Inka Parei’s debut novel took 12 years to be translated. First published in German in 1999, the novel in English was published in 2011 by Seagull Books. As an object it is beautiful. A strong sturdy hardback with an evocative black and white cover adapted from photographs by Naveen Kishore.
I’m assuming that the cover shows the view from one East German appartment block onto another. The view perhaps from the flat inhabited by the female protagonist Hell (German = bright), a martial arts enthusiast. Sharing her squat, albeit in a separate appartment, is another female, Dunkel (German = dark). The two women never have anything to do with each other, but when Dunkel goes missing and leaves, Hell alone, in the now abandoned soon-to-be-demolished building, the later becomes obsessed with finding her former neighbour. Into the mystery walks März, a bank robber, the last person to have seen Dunkel, and someone with whom Hell immediately falls in love.
Such a promising setup. Shame then that the book diverted from that path. As Hell is martial-arting her way through various half-adventures, and fighting unknown shadows from her past, I began my own fight with the wispy characterisation and unexplained motivations. Ultimately I became disinterested. Though maybe that is the point? The reader alienated from the characters as they are from their own world? Even so, such minimalist – perhaps even postmodern – writing isn’t to my taste at all.
Yet there’s nothing minimalist or spare about the portrait of the city. It’s a very concrete presence. As Hell and Marz wander through the city, the fabric of Berlin is built one brick, one building, one road at a time constructing a snapshot of Berlin as it stood at that seminal point in history.
I simply couldn’t reconcile the discrepancy between the precise portrait of the city and the light brushstrokes used on the characters.
Then there’s the matter of the characters’ names. No problem with Dunkel. Many with Hell, not least the negative connotations of the English word and the contradictions that creates superimposed on the German meaning. I thought I’d ask the translator about her thoughts on this.
I did think about translating the names, but not for long.
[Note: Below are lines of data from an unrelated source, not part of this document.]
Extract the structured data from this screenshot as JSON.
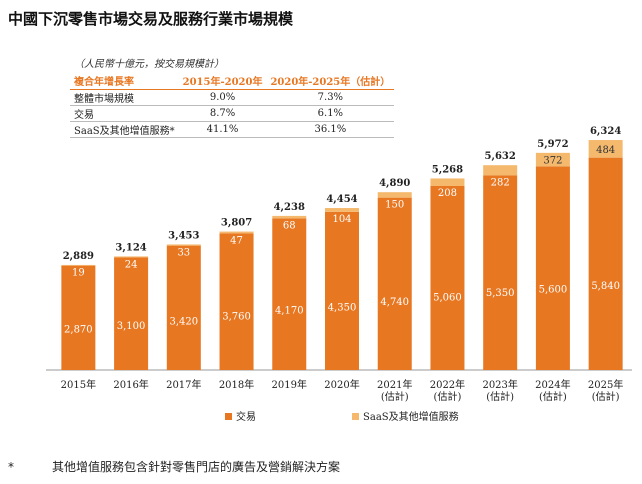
{
  "title": "中國下沉零售市場交易及服務行業市場規模",
  "unit_note": "（人民幣十億元，按交易規模計）",
  "cagr_table": {
    "headers": [
      "複合年增長率",
      "2015年-2020年",
      "2020年-2025年（估計）"
    ],
    "rows": [
      [
        "整體市場規模",
        "9.0%",
        "7.3%"
      ],
      [
        "交易",
        "8.7%",
        "6.1%"
      ],
      [
        "SaaS及其他增值服務*",
        "41.1%",
        "36.1%"
      ]
    ]
  },
  "chart_data": {
    "type": "bar",
    "stacked": true,
    "categories": [
      "2015年",
      "2016年",
      "2017年",
      "2018年",
      "2019年",
      "2020年",
      "2021年\n(估計)",
      "2022年\n(估計)",
      "2023年\n(估計)",
      "2024年\n(估計)",
      "2025年\n(估計)"
    ],
    "series": [
      {
        "name": "交易",
        "values": [
          2870,
          3100,
          3420,
          3760,
          4170,
          4350,
          4740,
          5060,
          5350,
          5600,
          5840
        ],
        "color": "#e87722"
      },
      {
        "name": "SaaS及其他增值服務",
        "values": [
          19,
          24,
          33,
          47,
          68,
          104,
          150,
          208,
          282,
          372,
          484
        ],
        "color": "#f5b96e"
      }
    ],
    "totals": [
      2889,
      3124,
      3453,
      3807,
      4238,
      4454,
      4890,
      5268,
      5632,
      5972,
      6324
    ],
    "ylim": [
      0,
      6600
    ],
    "grid": false,
    "legend_position": "bottom"
  },
  "footnote": {
    "marker": "*",
    "text": "其他增值服務包含針對零售門店的廣告及營銷解決方案"
  }
}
There were a number of reasons not to do it: Firstly because it’s very firmly set in Berlin, and it simply wouldn’t have made sense to me for the characters to have such plainly English names. I also didn’t want to make things too easy for readers – although I did add a tiny explanation of the meanings at one point, when the postman muddles the two names. But as a reader, I love solving little puzzles like that, and I thought others might too. Obviously I was aware of the issues around “Hell” in English. But I liked the fact that the meaning shifted slightly – I find those strange twists in the course of translation quite fascinating. Not to forget that German readers, being au fait with English, probably hear those connotations in the background too.
Her answer confirmed my suspicions – that this book and I are incompatible and that while Katy and I both love German books, we love different German books. Puzzles like this, spare minimalist characterisation or even urban edge don’t do it for me. I do, though, like Katy Derbyshire’s supplementary blog, www.shadowboxingberlin.wordpress.com, a photo portrait of some of the book’s settings. No wispiness about that at all.